For years Richard Adams was the BBQ master for the small Texas town of Medina and the Medina Childrens’ Home. When the community held an event he would lead the effort to ensure there was ample food for the people. The children’s home frequently called on him to cook the brisket, sausage, etc for appreciation dinners and fund raising. His ability to slow cook the meat with just the right amount of consistent heat (no small thing when you are cooking hundreds of briskets) with his secret mop sauce created melt in your mouth delicacy that had a unique flavor without equal.
I was fortunate to serve as a helper on several occasions and will cherish the memory of sleepy mornings, oak smoke wafting from the coal fires, the feel of the long handled shovel as I transfered coals at the time and place Mr.
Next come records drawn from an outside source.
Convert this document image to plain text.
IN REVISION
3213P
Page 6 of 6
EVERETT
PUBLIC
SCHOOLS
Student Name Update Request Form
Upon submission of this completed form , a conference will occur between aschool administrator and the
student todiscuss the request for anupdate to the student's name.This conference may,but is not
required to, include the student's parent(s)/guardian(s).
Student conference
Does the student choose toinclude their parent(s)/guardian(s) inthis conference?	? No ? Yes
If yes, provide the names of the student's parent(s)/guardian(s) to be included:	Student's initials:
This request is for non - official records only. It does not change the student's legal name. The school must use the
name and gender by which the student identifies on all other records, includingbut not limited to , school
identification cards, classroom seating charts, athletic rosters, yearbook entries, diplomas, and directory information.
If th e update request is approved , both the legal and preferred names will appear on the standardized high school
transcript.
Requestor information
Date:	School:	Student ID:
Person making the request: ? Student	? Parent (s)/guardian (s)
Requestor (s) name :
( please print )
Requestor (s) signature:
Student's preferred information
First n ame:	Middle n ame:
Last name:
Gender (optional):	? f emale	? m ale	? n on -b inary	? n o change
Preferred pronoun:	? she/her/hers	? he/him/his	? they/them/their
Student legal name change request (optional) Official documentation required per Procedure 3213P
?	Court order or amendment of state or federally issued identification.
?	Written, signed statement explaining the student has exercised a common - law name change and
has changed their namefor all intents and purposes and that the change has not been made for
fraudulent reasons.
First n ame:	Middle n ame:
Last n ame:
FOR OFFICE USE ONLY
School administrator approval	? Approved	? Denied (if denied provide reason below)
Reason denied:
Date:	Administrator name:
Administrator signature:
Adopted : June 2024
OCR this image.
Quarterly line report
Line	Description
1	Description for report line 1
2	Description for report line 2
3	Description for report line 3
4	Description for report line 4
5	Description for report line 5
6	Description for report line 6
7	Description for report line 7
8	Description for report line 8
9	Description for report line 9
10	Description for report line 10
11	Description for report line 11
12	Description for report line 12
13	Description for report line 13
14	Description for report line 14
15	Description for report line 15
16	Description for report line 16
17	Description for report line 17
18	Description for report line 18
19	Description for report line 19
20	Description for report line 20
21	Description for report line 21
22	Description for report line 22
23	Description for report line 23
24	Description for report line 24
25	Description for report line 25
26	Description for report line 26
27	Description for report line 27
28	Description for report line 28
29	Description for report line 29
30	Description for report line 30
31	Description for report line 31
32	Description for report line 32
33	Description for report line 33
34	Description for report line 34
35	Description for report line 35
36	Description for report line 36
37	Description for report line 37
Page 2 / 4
Adams dictated, and the taste of cabrito cooked for the helpers. When Mr. Adams passed away his widow graciously provided the instructions he held so close while he lived.
Please note that these instructions were for large scale events, cut the recipe to fit your needs.
- 1 big bottle of catsup
- 1 small bottle of Worchestershire sauce
- 1 onion chopped and diced
- 1/2 cup of Wesson oil
- 6 small cans of tomato puree
- dash of mustard powder
- 1 gallon of white vinegar (He always insisted that Heinz brand was the only one that would work)
- Prepare the brisket by spreading a salt and pepper mixture on both sides (fat not trimmed off)
- Pre-warm the pits to burn off any material in the pits or on the grill
- Put big briskets on the grill fat side down approximately 8 1/2 to 9 hours before slicing time
- Keep the tops of the pits just hot to the touch for about 5 hours
- After 5 hours begin to cook by firing the pits a little hotter
- Check brisket and begin to turn as needed
- At approximately 1 1/2 to 2 hours before slicing time, prepare and heat the sauce recipe by combinining the ingredients
- At approximately 1/2 to 1 hours before slicing mop both sides of the brisket with sauce (liberal mopping sooner if cooking too fast)
- Slice across the grain of the brisket.
NOTE: For safety ensure you have a consistent meat temperature above 170-180 for slicing brisket and 180-190 for more tender (fall apart) brisket. Check other instructions if you are cooking brisket on a small scale because most recommend wrapping the brisket in foil during the final hours of cooking to preserve moisture, something that is impractical on a large scale.